By George Angelakis,
Most of you have probably heard of Thelonious Monk before, one of the founding fathers of American jazz and pioneer in jazz techniques and music composing. In many people’s minds, though, he wasn’t just a musician, he was a true rebel of his time and a man destined to do something more than just play the piano.
Born in North Dakota in the late 1910’s Monk was an idiosyncratic kid with an immense interest in music. In a very early age, he moved to Manhattan with his family and started learning music. While still in his late twenties, he started playing the piano professionally in clubs as well as in jazz competitions. It was there that he introduced his unique brand-new style in the music industry; a style that is known today as bebop.
Due to his peculiar style he quickly became the centre of attention, followed by immense controversy. He quickly gained many friends and enemies alike. Mary Lou Williams, Monk’s mentor, was the one who introduced him to the limelight of the jazz industry and the first one to give him true credit of his unique style. She was without a doubt the first person to ever acknowledge his rebellious sound and to point out the true revelation he had brought upon Afro-American music. She specifically said: “So, the boppers worked out a music that was hard to steal. I’ll say this for the ‘leeches,’ though: they tried. I’ve seen them in Minton’s busily writing on their shirt cuffs or scribbling on the tablecloth. And even our own guys, I’m afraid, did not give Monk the credit he had coming. Why, they even stole his idea of the beret and bop glasses”.
Nowadays such a statement doesn’t seem very sensational, mainly because we’re unaware of the state jazz music had fallen into at that time. The transition it went through in these decades and the popularity it gained had slowly but steadily urged it to adapt to a mass-producing rhythm of pieces and to a stricter way of management. These are things that types of music such as jazz and blues, types of music that constitute the very heart and soul of Afro-American culture, could not tolerate. The loss of purity in jazz was a phenomenon that many had noticed but only a few people, such as Thelonious Monk, had the courage to try and re-establish. And he tried to do that a lot and in unconventional ways:
Many stories exist of Thelonious Monk getting up from the piano and dancing around in circles on stage, falling asleep at the keyboard, staring off into space and wandering out of nightclubs during gigs. Besides the obvious fact, that this was part of his persona, we must acknowledge that, at the same time, he carried the aura of “laissez-faire” in regards to his music; and even if he didn’t mean to, he introduced a way of approaching jazz much more as a way of life than a medium for personal gain and wealth.
It seems that the answer to who was Thelonious Monk is not as straightforward.
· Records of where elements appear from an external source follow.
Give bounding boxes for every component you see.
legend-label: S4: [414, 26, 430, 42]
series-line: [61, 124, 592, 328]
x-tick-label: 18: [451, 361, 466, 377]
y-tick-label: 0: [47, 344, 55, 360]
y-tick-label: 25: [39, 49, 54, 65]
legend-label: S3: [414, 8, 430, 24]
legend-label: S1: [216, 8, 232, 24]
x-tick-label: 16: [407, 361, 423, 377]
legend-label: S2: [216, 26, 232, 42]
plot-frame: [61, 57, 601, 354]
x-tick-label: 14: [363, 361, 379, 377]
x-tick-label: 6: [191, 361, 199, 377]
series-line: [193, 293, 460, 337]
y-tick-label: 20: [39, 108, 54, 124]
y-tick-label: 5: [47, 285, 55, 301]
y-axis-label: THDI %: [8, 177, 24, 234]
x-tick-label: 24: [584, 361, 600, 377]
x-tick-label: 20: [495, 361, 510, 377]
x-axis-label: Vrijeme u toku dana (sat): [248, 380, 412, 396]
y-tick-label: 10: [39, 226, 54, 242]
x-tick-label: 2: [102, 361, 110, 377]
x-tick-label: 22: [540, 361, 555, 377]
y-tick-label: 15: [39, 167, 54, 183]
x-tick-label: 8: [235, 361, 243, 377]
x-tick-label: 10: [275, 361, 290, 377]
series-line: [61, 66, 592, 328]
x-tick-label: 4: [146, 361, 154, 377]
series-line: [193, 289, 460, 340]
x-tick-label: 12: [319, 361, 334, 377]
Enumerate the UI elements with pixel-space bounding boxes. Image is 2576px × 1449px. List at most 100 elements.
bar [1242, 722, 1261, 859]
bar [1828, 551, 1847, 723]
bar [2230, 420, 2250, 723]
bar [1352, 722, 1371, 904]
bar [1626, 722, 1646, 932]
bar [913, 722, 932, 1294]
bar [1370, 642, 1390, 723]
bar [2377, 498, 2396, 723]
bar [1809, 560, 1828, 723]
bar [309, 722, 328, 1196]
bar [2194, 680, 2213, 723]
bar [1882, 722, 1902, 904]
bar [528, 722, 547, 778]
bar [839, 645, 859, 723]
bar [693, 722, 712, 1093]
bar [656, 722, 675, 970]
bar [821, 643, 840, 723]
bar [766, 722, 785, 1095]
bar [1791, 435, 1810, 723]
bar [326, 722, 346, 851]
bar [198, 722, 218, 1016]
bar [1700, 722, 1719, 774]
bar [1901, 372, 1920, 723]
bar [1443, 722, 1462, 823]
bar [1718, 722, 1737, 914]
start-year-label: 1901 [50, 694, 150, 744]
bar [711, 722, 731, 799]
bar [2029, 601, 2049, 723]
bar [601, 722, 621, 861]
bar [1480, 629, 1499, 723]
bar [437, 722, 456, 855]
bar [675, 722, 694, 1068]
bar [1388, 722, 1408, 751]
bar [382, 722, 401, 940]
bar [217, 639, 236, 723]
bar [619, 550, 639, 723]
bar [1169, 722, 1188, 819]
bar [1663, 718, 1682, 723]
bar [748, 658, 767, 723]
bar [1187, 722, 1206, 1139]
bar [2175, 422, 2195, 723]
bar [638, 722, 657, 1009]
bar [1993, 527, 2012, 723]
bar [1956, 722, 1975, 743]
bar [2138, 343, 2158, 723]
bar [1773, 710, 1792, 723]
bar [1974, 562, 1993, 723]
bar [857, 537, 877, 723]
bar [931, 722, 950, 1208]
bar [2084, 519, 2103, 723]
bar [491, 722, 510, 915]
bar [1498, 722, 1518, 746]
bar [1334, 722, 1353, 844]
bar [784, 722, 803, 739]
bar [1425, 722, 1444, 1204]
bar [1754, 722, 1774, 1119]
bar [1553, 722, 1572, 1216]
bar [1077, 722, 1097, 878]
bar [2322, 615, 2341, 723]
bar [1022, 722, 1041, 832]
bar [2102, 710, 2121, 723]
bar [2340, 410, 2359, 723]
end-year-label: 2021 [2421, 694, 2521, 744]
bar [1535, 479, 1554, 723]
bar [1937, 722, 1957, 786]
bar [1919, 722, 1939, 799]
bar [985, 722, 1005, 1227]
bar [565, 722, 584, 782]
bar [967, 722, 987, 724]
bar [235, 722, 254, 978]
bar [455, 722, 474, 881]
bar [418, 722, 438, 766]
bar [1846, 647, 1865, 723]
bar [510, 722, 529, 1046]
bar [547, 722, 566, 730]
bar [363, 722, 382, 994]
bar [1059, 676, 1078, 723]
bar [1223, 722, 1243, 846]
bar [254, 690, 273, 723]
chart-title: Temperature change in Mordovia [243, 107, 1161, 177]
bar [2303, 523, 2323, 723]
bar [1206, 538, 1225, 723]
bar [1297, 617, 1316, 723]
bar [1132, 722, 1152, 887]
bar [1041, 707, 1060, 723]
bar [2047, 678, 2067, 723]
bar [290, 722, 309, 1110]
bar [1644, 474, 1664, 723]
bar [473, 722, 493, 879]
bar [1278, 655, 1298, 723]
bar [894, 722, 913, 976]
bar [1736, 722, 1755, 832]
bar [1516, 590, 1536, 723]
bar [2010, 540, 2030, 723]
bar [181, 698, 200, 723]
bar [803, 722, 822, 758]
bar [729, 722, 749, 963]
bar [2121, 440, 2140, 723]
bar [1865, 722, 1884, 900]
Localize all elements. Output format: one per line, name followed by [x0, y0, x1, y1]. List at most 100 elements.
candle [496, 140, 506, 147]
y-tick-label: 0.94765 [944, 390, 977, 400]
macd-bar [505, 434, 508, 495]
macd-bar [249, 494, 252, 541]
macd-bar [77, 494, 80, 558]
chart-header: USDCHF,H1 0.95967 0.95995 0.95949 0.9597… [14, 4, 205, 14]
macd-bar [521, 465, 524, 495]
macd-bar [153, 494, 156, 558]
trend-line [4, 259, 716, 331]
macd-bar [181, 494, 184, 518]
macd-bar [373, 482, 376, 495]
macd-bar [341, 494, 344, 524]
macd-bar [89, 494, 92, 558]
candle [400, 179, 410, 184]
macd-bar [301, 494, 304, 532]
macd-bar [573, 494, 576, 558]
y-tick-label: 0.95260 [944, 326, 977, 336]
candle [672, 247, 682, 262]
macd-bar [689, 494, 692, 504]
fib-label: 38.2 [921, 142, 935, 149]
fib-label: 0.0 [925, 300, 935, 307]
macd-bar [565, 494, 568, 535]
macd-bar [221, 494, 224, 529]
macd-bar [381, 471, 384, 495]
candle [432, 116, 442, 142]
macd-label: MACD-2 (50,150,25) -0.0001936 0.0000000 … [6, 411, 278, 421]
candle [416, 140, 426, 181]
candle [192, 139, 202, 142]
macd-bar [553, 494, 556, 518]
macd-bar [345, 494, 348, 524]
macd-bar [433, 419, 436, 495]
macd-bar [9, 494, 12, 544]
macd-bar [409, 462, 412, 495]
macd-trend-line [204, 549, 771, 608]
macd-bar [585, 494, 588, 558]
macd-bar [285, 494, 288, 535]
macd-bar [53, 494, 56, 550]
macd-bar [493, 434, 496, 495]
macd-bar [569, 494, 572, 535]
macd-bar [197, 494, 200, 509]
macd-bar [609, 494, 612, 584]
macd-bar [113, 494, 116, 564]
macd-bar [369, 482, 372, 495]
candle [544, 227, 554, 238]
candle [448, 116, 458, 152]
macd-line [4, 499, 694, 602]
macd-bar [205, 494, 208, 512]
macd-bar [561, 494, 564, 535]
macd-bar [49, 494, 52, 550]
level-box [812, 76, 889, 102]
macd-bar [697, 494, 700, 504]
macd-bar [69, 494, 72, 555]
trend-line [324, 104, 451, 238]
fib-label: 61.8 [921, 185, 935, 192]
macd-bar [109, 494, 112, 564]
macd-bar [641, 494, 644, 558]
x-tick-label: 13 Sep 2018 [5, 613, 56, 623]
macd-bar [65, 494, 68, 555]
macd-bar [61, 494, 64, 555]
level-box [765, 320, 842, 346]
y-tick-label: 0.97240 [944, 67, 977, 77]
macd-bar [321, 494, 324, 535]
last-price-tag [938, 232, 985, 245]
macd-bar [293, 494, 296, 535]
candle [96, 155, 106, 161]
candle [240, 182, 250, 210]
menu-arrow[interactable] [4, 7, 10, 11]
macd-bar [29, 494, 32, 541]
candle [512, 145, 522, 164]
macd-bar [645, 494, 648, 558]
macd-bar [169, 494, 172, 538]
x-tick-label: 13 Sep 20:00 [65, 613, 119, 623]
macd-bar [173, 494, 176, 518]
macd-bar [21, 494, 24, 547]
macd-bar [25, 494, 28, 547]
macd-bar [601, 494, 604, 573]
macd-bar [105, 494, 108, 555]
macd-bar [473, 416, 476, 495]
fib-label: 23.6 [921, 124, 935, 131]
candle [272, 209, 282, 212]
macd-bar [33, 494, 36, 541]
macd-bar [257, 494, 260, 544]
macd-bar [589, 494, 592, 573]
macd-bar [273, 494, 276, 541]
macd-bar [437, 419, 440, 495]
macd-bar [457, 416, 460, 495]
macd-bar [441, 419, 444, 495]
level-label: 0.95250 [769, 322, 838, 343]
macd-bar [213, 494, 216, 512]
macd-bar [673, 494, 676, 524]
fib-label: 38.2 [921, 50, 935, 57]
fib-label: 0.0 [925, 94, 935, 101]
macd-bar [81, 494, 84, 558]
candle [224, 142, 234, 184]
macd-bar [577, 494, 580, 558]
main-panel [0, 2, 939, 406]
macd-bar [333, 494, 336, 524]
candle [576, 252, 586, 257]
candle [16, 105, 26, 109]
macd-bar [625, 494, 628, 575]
He was a musician, sure, but it feels like we’re not giving him enough credit with such a simple word. He was a true rebel, a musical genius, a revolutionary and most importantly, a man whose whole character gave the loudest, most profound wake-up call that the jazz scene has seen or will ever see. In the bigger picture, detached from specifics, he was a brave person who went head to head with an entire industry, an entire universe of beliefs, indifferent of the consequences, eager to showcase only what he truly wanted, with or without sufficient music theory, with or without friends and producers. In the very end, Thelonious Monk constitutes the very essence of the importance of questioning one’s own beliefs and sacrificing the human need for recognition in the name of purity and unconditional love and devotion to a single cause.